Bu ara en temel mesele “karanlık”

Karanlıkla mücadele etmenin yanında karanlık zihniyetlerle de mücadele ediyoruz. 
Uzun süredir sürdürülen yaz saati- kış saati uygulaması nedeniyle öğrenciler başta olmak üzere öğretmenler, veliler, çalışanlar zor durumda, isyanda..

Haklı gerekçeleri çok.

Bu uygulama ile milyonlarca çalışan, öğrenci karanlıkta yola çıkarıldı.
Gece saatinde okula gidiyorlar.

Her yer karanlık.

Psikolojik zararları bir yana dursun, vücut yorgun…
 Uykusuz şekilde okul yolunu tutuyorlar.
İsteksiz şekilde ders dinliyorlar.
Ne kadar verim aldıkları tartışılır.
 Bunlar zaten başlı başına sorunken okullar bölgesinde öğrenciler karanlığın karanlığıyla boğuşuyor.

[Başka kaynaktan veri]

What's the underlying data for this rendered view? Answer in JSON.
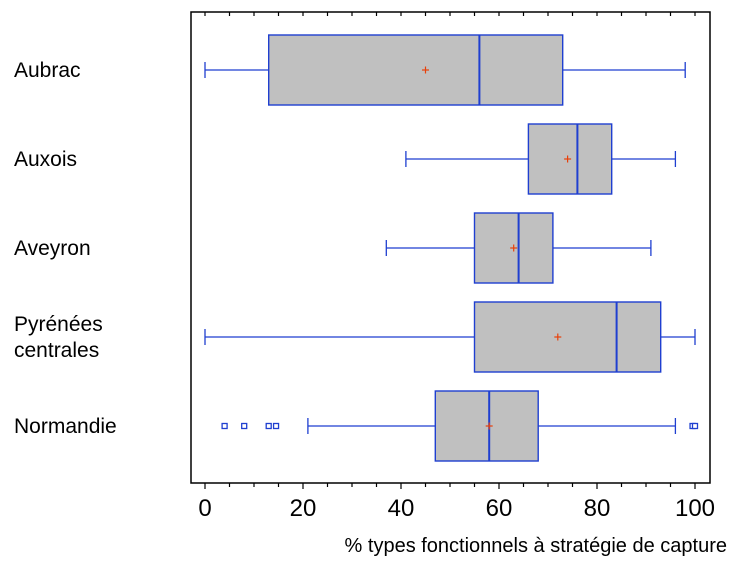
{
  "chart_data": {
    "type": "boxplot",
    "orientation": "horizontal",
    "title": "",
    "xlabel": "% types fonctionnels à stratégie de capture",
    "ylabel": "",
    "xlim": [
      -3,
      103
    ],
    "xticks": [
      0,
      20,
      40,
      60,
      80,
      100
    ],
    "grid": false,
    "legend": "none",
    "colors": {
      "box_fill": "#c0c0c0",
      "box_stroke": "#1f3fd0",
      "mean_marker": "#e8400a"
    },
    "categories": [
      {
        "label_lines": [
          "Aubrac"
        ],
        "whisker_low": 0,
        "q1": 13,
        "median": 56,
        "q3": 73,
        "whisker_high": 98,
        "mean": 45,
        "outliers": []
      },
      {
        "label_lines": [
          "Auxois"
        ],
        "whisker_low": 41,
        "q1": 66,
        "median": 76,
        "q3": 83,
        "whisker_high": 96,
        "mean": 74,
        "outliers": []
      },
      {
        "label_lines": [
          "Aveyron"
        ],
        "whisker_low": 37,
        "q1": 55,
        "median": 64,
        "q3": 71,
        "whisker_high": 91,
        "mean": 63,
        "outliers": []
      },
      {
        "label_lines": [
          "Pyrénées",
          "centrales"
        ],
        "whisker_low": 0,
        "q1": 55,
        "median": 84,
        "q3": 93,
        "whisker_high": 100,
        "mean": 72,
        "outliers": []
      },
      {
        "label_lines": [
          "Normandie"
        ],
        "whisker_low": 21,
        "q1": 47,
        "median": 58,
        "q3": 68,
        "whisker_high": 96,
        "mean": 58,
        "outliers": [
          4,
          8,
          13,
          14.5,
          99.5,
          100
        ]
      }
    ]
  }
}
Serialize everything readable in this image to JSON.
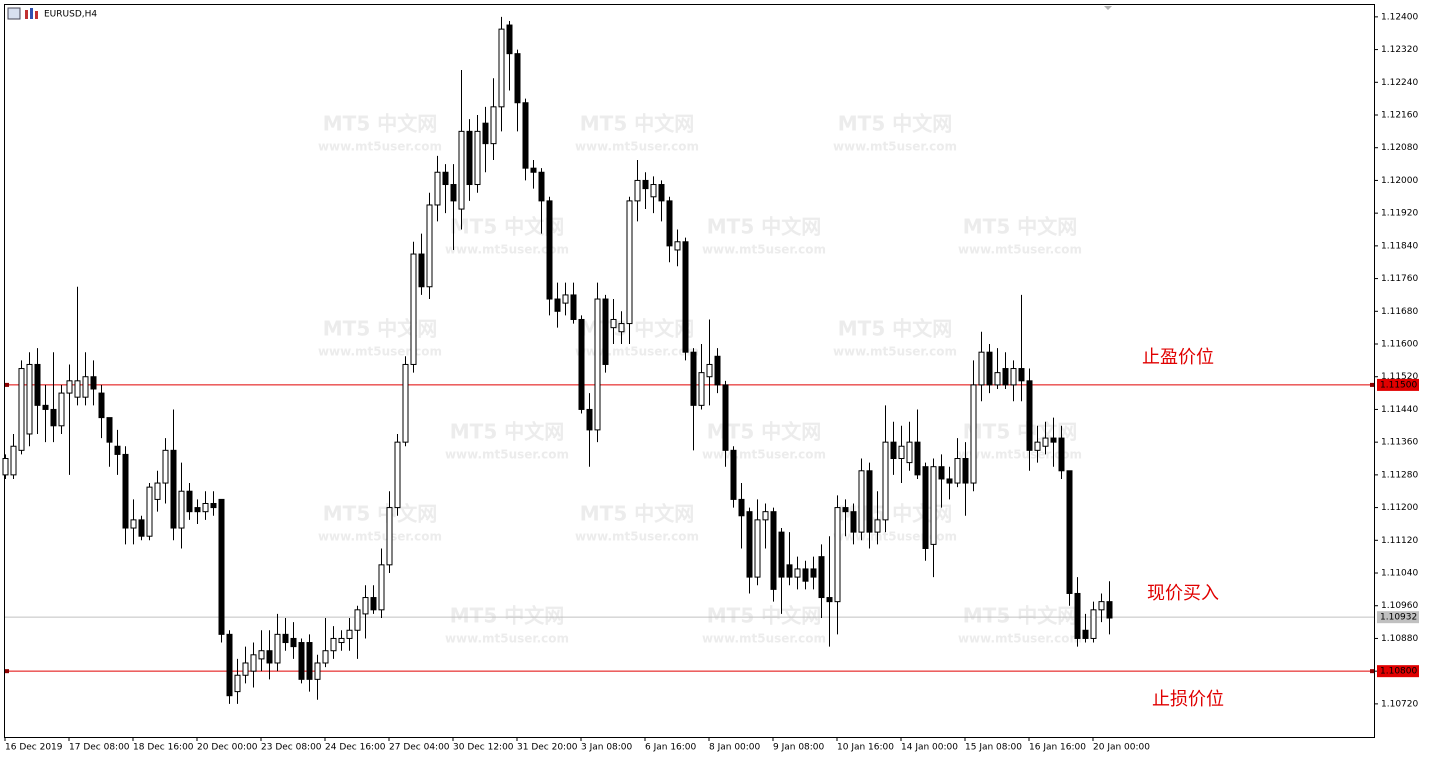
{
  "chart_data": {
    "type": "candlestick",
    "title": "EURUSD,H4",
    "categories": [
      "16 Dec 2019",
      null,
      null,
      null,
      null,
      null,
      null,
      null,
      "17 Dec 08:00",
      null,
      null,
      null,
      null,
      null,
      null,
      null,
      "18 Dec 16:00",
      null,
      null,
      null,
      null,
      null,
      null,
      null,
      "20 Dec 00:00",
      null,
      null,
      null,
      null,
      null,
      null,
      null,
      "23 Dec 08:00",
      null,
      null,
      null,
      null,
      null,
      null,
      null,
      "24 Dec 16:00",
      null,
      null,
      null,
      null,
      null,
      null,
      null,
      "27 Dec 04:00",
      null,
      null,
      null,
      null,
      null,
      null,
      null,
      "30 Dec 12:00",
      null,
      null,
      null,
      null,
      null,
      null,
      null,
      "31 Dec 20:00",
      null,
      null,
      null,
      null,
      null,
      null,
      null,
      "3 Jan 08:00",
      null,
      null,
      null,
      null,
      null,
      null,
      null,
      "6 Jan 16:00",
      null,
      null,
      null,
      null,
      null,
      null,
      null,
      "8 Jan 00:00",
      null,
      null,
      null,
      null,
      null,
      null,
      null,
      "9 Jan 08:00",
      null,
      null,
      null,
      null,
      null,
      null,
      null,
      "10 Jan 16:00",
      null,
      null,
      null,
      null,
      null,
      null,
      null,
      "14 Jan 00:00",
      null,
      null,
      null,
      null,
      null,
      null,
      null,
      "15 Jan 08:00",
      null,
      null,
      null,
      null,
      null,
      null,
      null,
      "16 Jan 16:00",
      null,
      null,
      null,
      null,
      null,
      null,
      null,
      "20 Jan 00:00",
      null,
      null
    ],
    "open": [
      1.1128,
      1.1128,
      1.1134,
      1.1138,
      1.1155,
      1.1145,
      1.1144,
      1.114,
      1.1148,
      1.1147,
      1.1147,
      1.1152,
      1.1148,
      1.1142,
      1.1135,
      1.1133,
      1.1115,
      1.1117,
      1.1113,
      1.1122,
      1.1126,
      1.1134,
      1.1115,
      1.1124,
      1.112,
      1.1119,
      1.1121,
      1.1122,
      1.1089,
      1.1075,
      1.1079,
      1.108,
      1.1083,
      1.1085,
      1.1082,
      1.1089,
      1.1088,
      1.1087,
      1.1087,
      1.1078,
      1.1082,
      1.1085,
      1.1087,
      1.1088,
      1.109,
      1.1094,
      1.1098,
      1.1095,
      1.1106,
      1.112,
      1.1136,
      1.1155,
      1.1182,
      1.1174,
      1.1194,
      1.1202,
      1.1199,
      1.1193,
      1.1212,
      1.1199,
      1.1214,
      1.1209,
      1.1218,
      1.1238,
      1.1231,
      1.1219,
      1.1203,
      1.1202,
      1.1195,
      1.1171,
      1.117,
      1.1172,
      1.1166,
      1.1144,
      1.1139,
      1.1171,
      1.1164,
      1.1163,
      1.1165,
      1.1195,
      1.12,
      1.1196,
      1.1199,
      1.1195,
      1.1183,
      1.1185,
      1.1158,
      1.1145,
      1.1152,
      1.1157,
      1.115,
      1.1134,
      1.1122,
      1.1119,
      1.1103,
      1.1117,
      1.1119,
      1.1114,
      1.1106,
      1.1103,
      1.1105,
      1.1105,
      1.1108,
      1.1098,
      1.1097,
      1.112,
      1.1119,
      1.1114,
      1.1129,
      1.1114,
      1.1117,
      1.1136,
      1.1132,
      1.1131,
      1.1136,
      1.113,
      1.1111,
      1.113,
      1.1127,
      1.1126,
      1.1132,
      1.1126,
      1.115,
      1.1158,
      1.115,
      1.1154,
      1.115,
      1.1154,
      1.1151,
      1.1134,
      1.1135,
      1.1137,
      1.1137,
      1.1129,
      1.1099,
      1.109,
      1.1088,
      1.1095,
      1.1097
    ],
    "high": [
      1.1133,
      1.1138,
      1.1156,
      1.1158,
      1.1159,
      1.115,
      1.1158,
      1.115,
      1.1155,
      1.1174,
      1.1158,
      1.1156,
      1.115,
      1.1142,
      1.1139,
      1.1135,
      1.1122,
      1.1118,
      1.1126,
      1.1129,
      1.1137,
      1.1144,
      1.1131,
      1.1126,
      1.1122,
      1.1124,
      1.1124,
      1.1122,
      1.109,
      1.1083,
      1.1086,
      1.1087,
      1.109,
      1.109,
      1.1094,
      1.1093,
      1.1092,
      1.1088,
      1.1089,
      1.1084,
      1.1093,
      1.1091,
      1.109,
      1.1093,
      1.1096,
      1.1101,
      1.1101,
      1.111,
      1.1124,
      1.1138,
      1.1157,
      1.1185,
      1.1187,
      1.1197,
      1.1206,
      1.1204,
      1.1204,
      1.1227,
      1.1215,
      1.1216,
      1.1218,
      1.1225,
      1.124,
      1.1239,
      1.1232,
      1.122,
      1.1205,
      1.1203,
      1.1196,
      1.1175,
      1.1175,
      1.1175,
      1.1167,
      1.1148,
      1.1175,
      1.1172,
      1.1171,
      1.1168,
      1.1196,
      1.1205,
      1.1202,
      1.1201,
      1.12,
      1.1196,
      1.1188,
      1.1186,
      1.1159,
      1.116,
      1.1166,
      1.1159,
      1.1151,
      1.1135,
      1.1126,
      1.112,
      1.1122,
      1.1121,
      1.112,
      1.1115,
      1.1114,
      1.1108,
      1.1107,
      1.1108,
      1.1111,
      1.1113,
      1.1123,
      1.1122,
      1.1121,
      1.1132,
      1.1131,
      1.1124,
      1.1145,
      1.1141,
      1.114,
      1.1141,
      1.1144,
      1.1131,
      1.1132,
      1.1133,
      1.113,
      1.1137,
      1.1136,
      1.1156,
      1.1163,
      1.116,
      1.1159,
      1.1158,
      1.1156,
      1.1172,
      1.1154,
      1.114,
      1.1141,
      1.1142,
      1.114,
      1.1129,
      1.1103,
      1.1094,
      1.1097,
      1.1099,
      1.1102
    ],
    "low": [
      1.1127,
      1.1127,
      1.1133,
      1.1135,
      1.1138,
      1.1136,
      1.1136,
      1.1138,
      1.1128,
      1.1145,
      1.1145,
      1.1145,
      1.1137,
      1.113,
      1.1128,
      1.1111,
      1.1111,
      1.1112,
      1.1112,
      1.1119,
      1.1121,
      1.1112,
      1.111,
      1.1117,
      1.1116,
      1.1117,
      1.1118,
      1.1087,
      1.1072,
      1.1072,
      1.1077,
      1.1076,
      1.108,
      1.1078,
      1.108,
      1.1085,
      1.1083,
      1.1077,
      1.1075,
      1.1073,
      1.1081,
      1.1083,
      1.1085,
      1.1085,
      1.1083,
      1.1088,
      1.1094,
      1.1093,
      1.1104,
      1.1118,
      1.1135,
      1.1153,
      1.1172,
      1.1171,
      1.119,
      1.1192,
      1.1183,
      1.1188,
      1.1195,
      1.1197,
      1.1202,
      1.1205,
      1.1212,
      1.1222,
      1.1212,
      1.12,
      1.1198,
      1.1187,
      1.1167,
      1.1164,
      1.1167,
      1.1165,
      1.1143,
      1.113,
      1.1136,
      1.1153,
      1.116,
      1.116,
      1.116,
      1.119,
      1.1193,
      1.1192,
      1.119,
      1.118,
      1.1179,
      1.1156,
      1.1134,
      1.1144,
      1.1145,
      1.1148,
      1.113,
      1.112,
      1.111,
      1.1099,
      1.1101,
      1.111,
      1.1097,
      1.1094,
      1.1101,
      1.11,
      1.11,
      1.11,
      1.1093,
      1.1086,
      1.1089,
      1.1113,
      1.1111,
      1.1112,
      1.111,
      1.1111,
      1.1114,
      1.1128,
      1.1126,
      1.1129,
      1.1127,
      1.1107,
      1.1103,
      1.112,
      1.1122,
      1.1125,
      1.1118,
      1.1124,
      1.1146,
      1.1148,
      1.1149,
      1.1149,
      1.1146,
      1.1146,
      1.1129,
      1.1131,
      1.1133,
      1.113,
      1.1127,
      1.1096,
      1.1086,
      1.1087,
      1.1087,
      1.1092,
      1.1089
    ],
    "close": [
      1.1132,
      1.1135,
      1.1154,
      1.1155,
      1.1145,
      1.1144,
      1.114,
      1.1148,
      1.1151,
      1.1151,
      1.1152,
      1.1149,
      1.1142,
      1.1136,
      1.1133,
      1.1115,
      1.1117,
      1.1113,
      1.1125,
      1.1126,
      1.1134,
      1.1115,
      1.1124,
      1.1119,
      1.1119,
      1.1121,
      1.112,
      1.1089,
      1.1074,
      1.1079,
      1.1082,
      1.1084,
      1.1085,
      1.1082,
      1.1089,
      1.1087,
      1.1086,
      1.1078,
      1.1078,
      1.1082,
      1.1085,
      1.1088,
      1.1088,
      1.109,
      1.1095,
      1.1098,
      1.1095,
      1.1106,
      1.112,
      1.1136,
      1.1155,
      1.1182,
      1.1174,
      1.1194,
      1.1202,
      1.1199,
      1.1195,
      1.1212,
      1.1199,
      1.1212,
      1.1209,
      1.1218,
      1.1237,
      1.1231,
      1.1219,
      1.1203,
      1.1202,
      1.1195,
      1.1171,
      1.1168,
      1.1172,
      1.1166,
      1.1144,
      1.1139,
      1.1171,
      1.1155,
      1.1166,
      1.1165,
      1.1195,
      1.12,
      1.1198,
      1.1199,
      1.1195,
      1.1184,
      1.1185,
      1.1158,
      1.1145,
      1.1153,
      1.1155,
      1.115,
      1.1134,
      1.1122,
      1.1118,
      1.1103,
      1.1117,
      1.1119,
      1.11,
      1.1103,
      1.1103,
      1.1105,
      1.1102,
      1.1103,
      1.1098,
      1.1097,
      1.112,
      1.1119,
      1.1114,
      1.1129,
      1.1114,
      1.1117,
      1.1136,
      1.1132,
      1.1135,
      1.1136,
      1.1128,
      1.111,
      1.113,
      1.1127,
      1.1126,
      1.1132,
      1.1126,
      1.115,
      1.1158,
      1.115,
      1.1153,
      1.115,
      1.1154,
      1.1151,
      1.1134,
      1.1136,
      1.1137,
      1.1136,
      1.1129,
      1.1099,
      1.1088,
      1.1088,
      1.1095,
      1.1097,
      1.1093
    ],
    "bull_color": "#ffffff",
    "bear_color": "#000000",
    "ylim": [
      1.10639,
      1.12429
    ],
    "yticks": [
      {
        "value": 1.124,
        "label": "1.12400"
      },
      {
        "value": 1.1232,
        "label": "1.12320"
      },
      {
        "value": 1.1224,
        "label": "1.12240"
      },
      {
        "value": 1.1216,
        "label": "1.12160"
      },
      {
        "value": 1.1208,
        "label": "1.12080"
      },
      {
        "value": 1.12,
        "label": "1.12000"
      },
      {
        "value": 1.1192,
        "label": "1.11920"
      },
      {
        "value": 1.1184,
        "label": "1.11840"
      },
      {
        "value": 1.1176,
        "label": "1.11760"
      },
      {
        "value": 1.1168,
        "label": "1.11680"
      },
      {
        "value": 1.116,
        "label": "1.11600"
      },
      {
        "value": 1.1152,
        "label": "1.11520"
      },
      {
        "value": 1.1144,
        "label": "1.11440"
      },
      {
        "value": 1.1136,
        "label": "1.11360"
      },
      {
        "value": 1.1128,
        "label": "1.11280"
      },
      {
        "value": 1.112,
        "label": "1.11200"
      },
      {
        "value": 1.1112,
        "label": "1.11120"
      },
      {
        "value": 1.1104,
        "label": "1.11040"
      },
      {
        "value": 1.1096,
        "label": "1.10960"
      },
      {
        "value": 1.1088,
        "label": "1.10880"
      },
      {
        "value": 1.108,
        "label": "1.10800"
      },
      {
        "value": 1.1072,
        "label": "1.10720"
      }
    ],
    "price_lines": [
      {
        "value": 1.115,
        "label": "1.11500",
        "color": "#e00000",
        "note": "止盈价位"
      },
      {
        "value": 1.10932,
        "label": "1.10932",
        "color": "#c0c0c0",
        "note": "现价买入"
      },
      {
        "value": 1.108,
        "label": "1.10800",
        "color": "#e00000",
        "note": "止损价位"
      }
    ],
    "watermark": [
      "MT5 中文网",
      "www.mt5user.com"
    ]
  }
}
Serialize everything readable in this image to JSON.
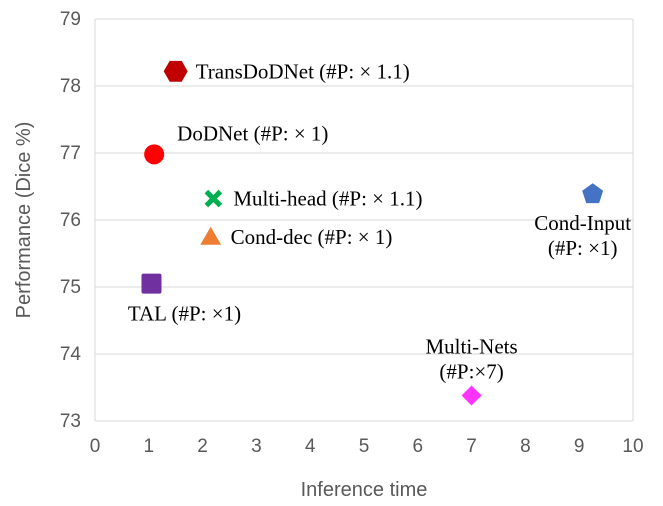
{
  "chart_data": {
    "type": "scatter",
    "title": "",
    "xlabel": "Inference time",
    "ylabel": "Performance (Dice %)",
    "xlim": [
      0,
      10
    ],
    "ylim": [
      73,
      79
    ],
    "xticks": [
      0,
      1,
      2,
      3,
      4,
      5,
      6,
      7,
      8,
      9,
      10
    ],
    "yticks": [
      73,
      74,
      75,
      76,
      77,
      78,
      79
    ],
    "grid": "horizontal",
    "points": [
      {
        "name": "TransDoDNet",
        "label": [
          "TransDoDNet (#P: × 1.1)"
        ],
        "x": 1.5,
        "y": 78.22,
        "marker": "hexagon",
        "color": "#c00000",
        "label_position": "right"
      },
      {
        "name": "DoDNet",
        "label": [
          "DoDNet (#P: × 1)"
        ],
        "x": 1.1,
        "y": 76.98,
        "marker": "circle",
        "color": "#ff0000",
        "label_position": "top-right"
      },
      {
        "name": "Multi-head",
        "label": [
          "Multi-head (#P: × 1.1)"
        ],
        "x": 2.2,
        "y": 76.32,
        "marker": "x",
        "color": "#00b050",
        "label_position": "right"
      },
      {
        "name": "Cond-dec",
        "label": [
          "Cond-dec (#P: × 1)"
        ],
        "x": 2.15,
        "y": 75.75,
        "marker": "triangle",
        "color": "#ed7d31",
        "label_position": "right"
      },
      {
        "name": "Cond-Input",
        "label": [
          "Cond-Input",
          "(#P: ×1)"
        ],
        "x": 9.25,
        "y": 76.4,
        "marker": "pentagon",
        "color": "#4472c4",
        "label_position": "below"
      },
      {
        "name": "TAL",
        "label": [
          "TAL (#P: ×1)"
        ],
        "x": 1.05,
        "y": 75.05,
        "marker": "square",
        "color": "#7030a0",
        "label_position": "below"
      },
      {
        "name": "Multi-Nets",
        "label": [
          "Multi-Nets",
          "(#P:×7)"
        ],
        "x": 7.0,
        "y": 73.38,
        "marker": "diamond",
        "color": "#ff33ff",
        "label_position": "above"
      }
    ]
  }
}
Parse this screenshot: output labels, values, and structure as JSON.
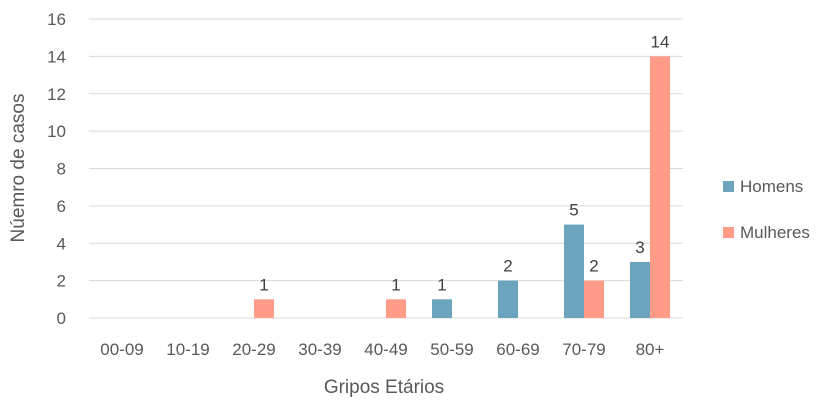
{
  "chart_data": {
    "type": "bar",
    "title": "",
    "xlabel": "Gripos Etários",
    "ylabel": "Núemro de casos",
    "ylim": [
      0,
      16
    ],
    "yticks": [
      0,
      2,
      4,
      6,
      8,
      10,
      12,
      14,
      16
    ],
    "grid": true,
    "legend_position": "right",
    "categories": [
      "00-09",
      "10-19",
      "20-29",
      "30-39",
      "40-49",
      "50-59",
      "60-69",
      "70-79",
      "80+"
    ],
    "series": [
      {
        "name": "Homens",
        "color": "#6aa5bd",
        "values": [
          0,
          0,
          0,
          0,
          0,
          1,
          2,
          5,
          3
        ],
        "labels": [
          "",
          "",
          "",
          "",
          "",
          "1",
          "2",
          "5",
          "3"
        ]
      },
      {
        "name": "Mulheres",
        "color": "#ff9b86",
        "values": [
          0,
          0,
          1,
          0,
          1,
          0,
          0,
          2,
          14
        ],
        "labels": [
          "",
          "",
          "1",
          "",
          "1",
          "",
          "",
          "2",
          "14"
        ]
      }
    ]
  }
}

Karanlığın karanlığı ne demek mi? 
Anlatıyorum. 

Gece saatlerinde yola çıkan birçok öğrenci zaten hava aydınlanmadan yürüyor, birde o bölgede sokak lambalarının yanmadığını ilettiler gazetemize.
Ortada yapılan büyük bir yanlış var.
Öğrenciler, veliler zaten mağdur.
Bari sokak lambalarını yakın ki çocuklar güvenle yürüsün.
Elinde fenerle okula gittiğini söyleyenler bile oldu.
Modern çağda elimizle fenerle okula gidiyoruz.

Vay be!
İşte vizyon!

Hiç kimseye güvenemediğimiz, çocuğa karşı şiddetin, tacizin her geçen gün arttığı bir dönemde karanlıkta okula yollamak zorunda kalıyoruz, aklımız çocuklarımızda kalarak eğitim yuvalarına gönderiyoruz.
Yaz- kış saat uygulamasını kaldırmıyorsunuz, bari sokak lambalarını yakın.
Çocuklarımızı karanlığa mahkûm etmeye kimsenin hakkı yok.
Karanlık deyip geçme kardeşim…
Karanlık beyinler sonrasında yaşanıyor birçok kötü hadise…
Ve eğer ki… 
Karanlık yüzünden…
Bir öğrencinin kılına zarar gelsin…
Bende bu köşeden elbette hesabını sorarım. 
***************************

Kuantum Özge der ki:
“Bazen  kendi cezanı kendin verirsin.”